Resumo: Da batata frita crocante que pisca na TV ao brinquedo do combo feliz, a publicidade de fast food e de outros alimentos ultraprocessados empurra calorias vazias para crianças e adultos e ajuda a inflar as estatísticas de sobrepeso no Brasil. Neste artigo, mostramos como essa sedução marketológica vira questão jurídica: campanhas que miram o público infantil podem ser consideradas abusivas à luz do Código de Defesa do Consumidor, já renderam multas milionárias no STJ e podem ser barradas pela RDC 24/2010 da Anvisa.
A discussão ganhou fôlego no Congresso com o PL 8.135/2014, que busca regular a propaganda de alimentos não saudáveis.
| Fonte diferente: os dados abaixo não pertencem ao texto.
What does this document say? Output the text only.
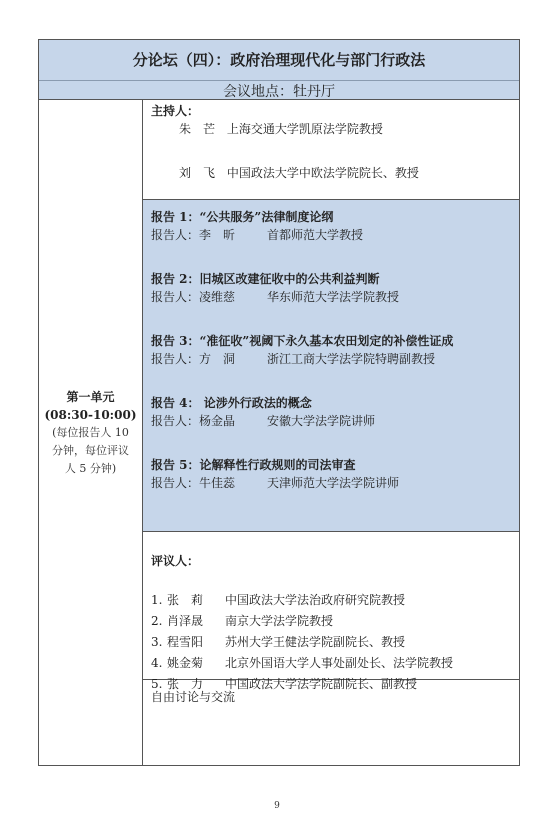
分论坛（四）：政府治理现代化与部门行政法
会议地点：牡丹厅
第一单元
(08:30-10:00)
(每位报告人 10
分钟，每位评议
人 5 分钟)
主持人：
朱　芒 上海交通大学凯原法学院教授
刘　飞 中国政法大学中欧法学院院长、教授
报告 1：“公共服务”法律制度论纲
报告人：李　昕	首都师范大学教授
报告 2：旧城区改建征收中的公共利益判断
报告人：凌维慈	华东师范大学法学院教授
报告 3：“准征收”视阈下永久基本农田划定的补偿性证成
报告人：方　洞	浙江工商大学法学院特聘副教授
报告 4： 论涉外行政法的概念
报告人：杨金晶	安徽大学法学院讲师
报告 5：论解释性行政规则的司法审查
报告人：牛佳蕊	天津师范大学法学院讲师
评议人：
1. 张　莉 中国政法大学法治政府研究院教授
2. 肖泽晟 南京大学法学院教授
3. 程雪阳 苏州大学王健法学院副院长、教授
4. 姚金菊 北京外国语大学人事处副处长、法学院教授
5. 张　力 中国政法大学法学院副院长、副教授
自由讨论与交流
9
Explicamos o que diz o projeto, os riscos legais e reputacionais para as empresas, e damos dicas de marketing ético para empreendedores alinharem negócio, direito empresarial e promoção da alimentação saudável, sem abrir mão do sabor — mas com responsabilidade.
O que preocupa na publicidade de alimentos ultraprocessados?
Índice
- 1 O que preocupa na publicidade de alimentos ultraprocessados?
- 2 Como a propaganda influencia as escolhas alimentares do consumidor?
- 3 Por que crianças e adolescentes são os mais vulneráveis à propaganda de alimentos?
- 4 Publicidade infantil de alimentos não saudáveis é proibida no Brasil?
- 5 Quais são as regulamentações específicas para publicidade de alimentos no Brasil?
- 6 Quais as consequências jurídicas e os riscos para as empresas?
- 7 Como equilibrar marketing de alimentos e responsabilidade social nos negócios?
- 8 Conclusão
A publicidade de alimentos ricos em açúcar, gorduras ou sódio – os chamados alimentos não saudáveis ou ultraprocessados – gera preocupação generalizada. Mas por quê?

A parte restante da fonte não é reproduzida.